Un largage pour valider la descente
Fondée en 2021, The Exploration Company poursuit méthodiquement le développement de Nyx, sa capsule cargo réutilisable destinée à l'orbite basse terrestre. L'entreprise vient de franchir une étape technique importante : un test de largage (drop test) conçu pour qualifier les performances du système de récupération par parachute. Lors de cet essai, la capsule a été lâchée depuis une altitude significative afin de reproduire les conditions de rentrée atmosphérique finale, validant ainsi le déploiement séquentiel des parachutes et la tenue mécanique de l'ensemble.

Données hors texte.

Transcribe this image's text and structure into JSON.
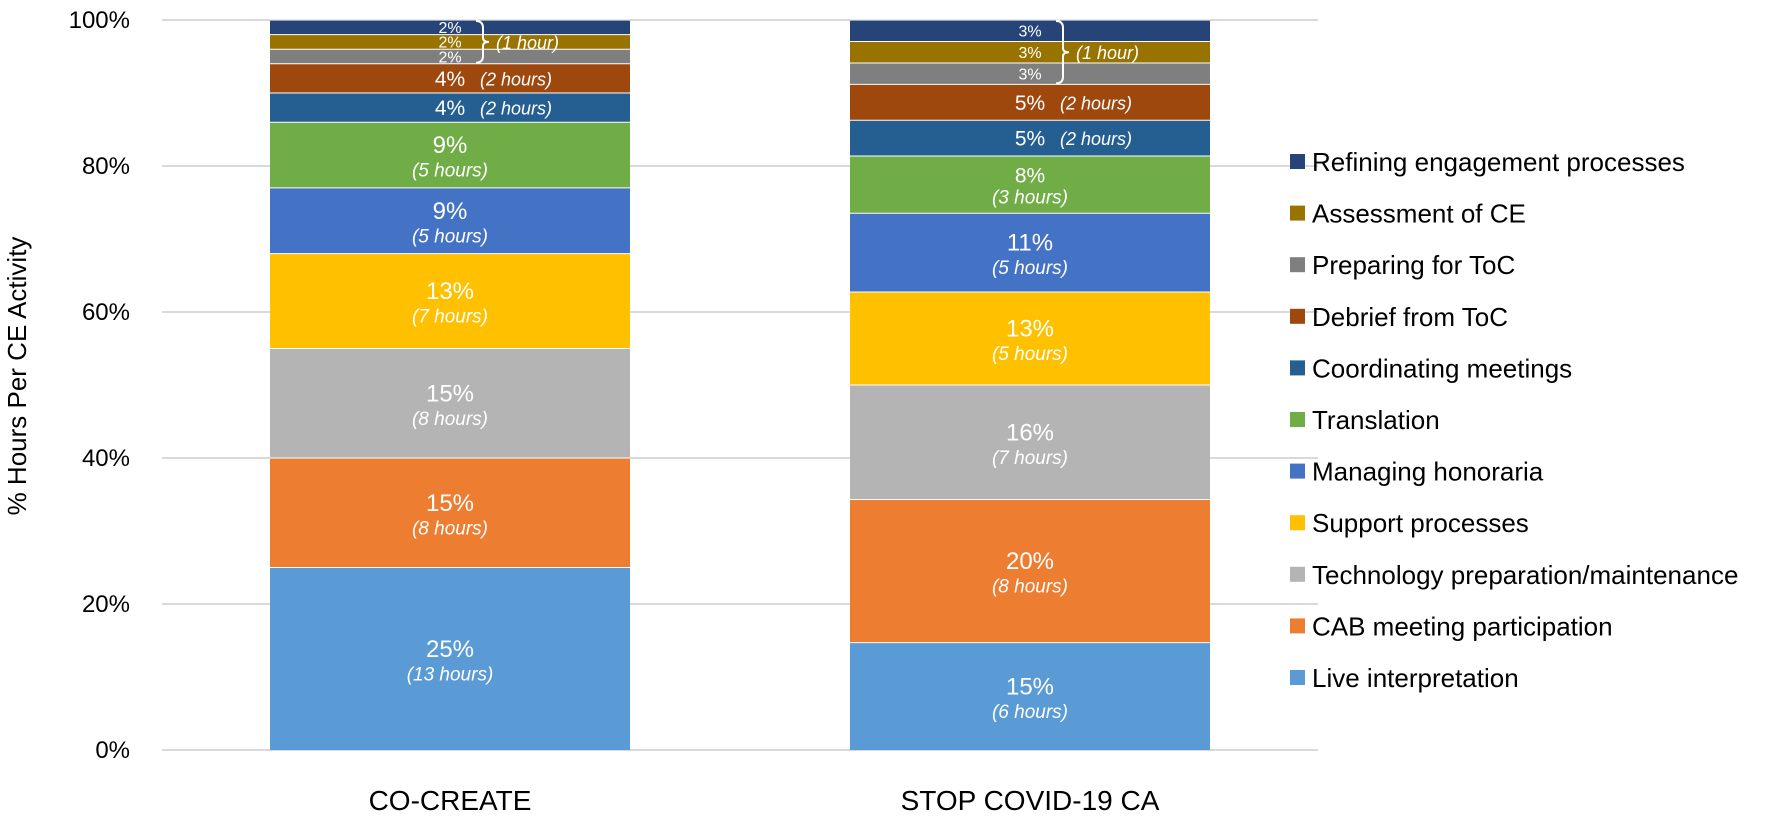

Ce type d'essai est incontournable dans le développement de tout engin spatial récupérable. Il permet de s'assurer que la séquence d'ouverture des voiles se déroule correctement, que les charges dynamiques restent dans les limites acceptables et que la capsule touche le sol à une vitesse compatible avec sa réutilisation. The Exploration Company n'a pas encore communiqué de données chiffrées détaillées sur les résultats, mais le test est décrit comme concluant.
Nyx est conçue pour transporter du fret vers des destinations en orbite basse, notamment la Station spatiale internationale ou de futurs avant-postes commerciaux. La société vise un premier vol d'essai en 2028, une échéance qui implique un calendrier de développement soutenu dans les prochaines années.
Un lanceur lourd réutilisable dans les cartons
Parallèlement à ces avancées sur Nyx, The Exploration Company a laissé filtrer une information stratégique : la page d'accueil mise à jour de son site web mentionne désormais le développement d'un lanceur lourd réutilisable, propulsé par ses moteurs maison baptisés Storm. Aucun communiqué de presse officiel n'accompagne cette révélation, et la société n'a pas répondu aux demandes de précision de la presse spécialisée au moment de la publication de ces informations.
Cette discrétion calculée est néanmoins éloquente. En intégrant un lanceur lourd à son portefeuille, la start-up signalerait son ambition de proposer une chaîne logistique spatiale complète, de la mise en orbite à la récupération de charge utile, sans dépendre d'opérateurs tiers pour les lancements. Cette stratégie rappelle celle d'autres acteurs du NewSpace européen cherchant à contrôler l'intégralité de leur chaîne de valeur.
Une ambition européenne à surveiller
The Exploration Company s'inscrit dans une génération de start-ups spatiales européennes qui cherchent à challenger l'hégémonie américaine dans le transport orbital commercial. Face à SpaceX et son Dragon Cargo, ou aux ambitions de Rocket Lab pour l'orbite basse, la société mise sur une approche modulaire et une fabrication ancrée en Europe.
Le chemin reste long avant 2028, et la validation d'un système de récupération en conditions réelles ne représente qu'une fraction du travail restant : qualifications thermiques, essais en vol suborbitaux, certification auprès des agences compétentes. Mais chaque jalon technique atteint renforce la crédibilité d'un projet qui, s'il tient ses promesses, pourrait offrir à l'Europe une alternative souveraine pour l'approvisionnement en orbite basse. La discrétion autour du lanceur Storm laisse ouvertes autant de questions qu'elle en soulève.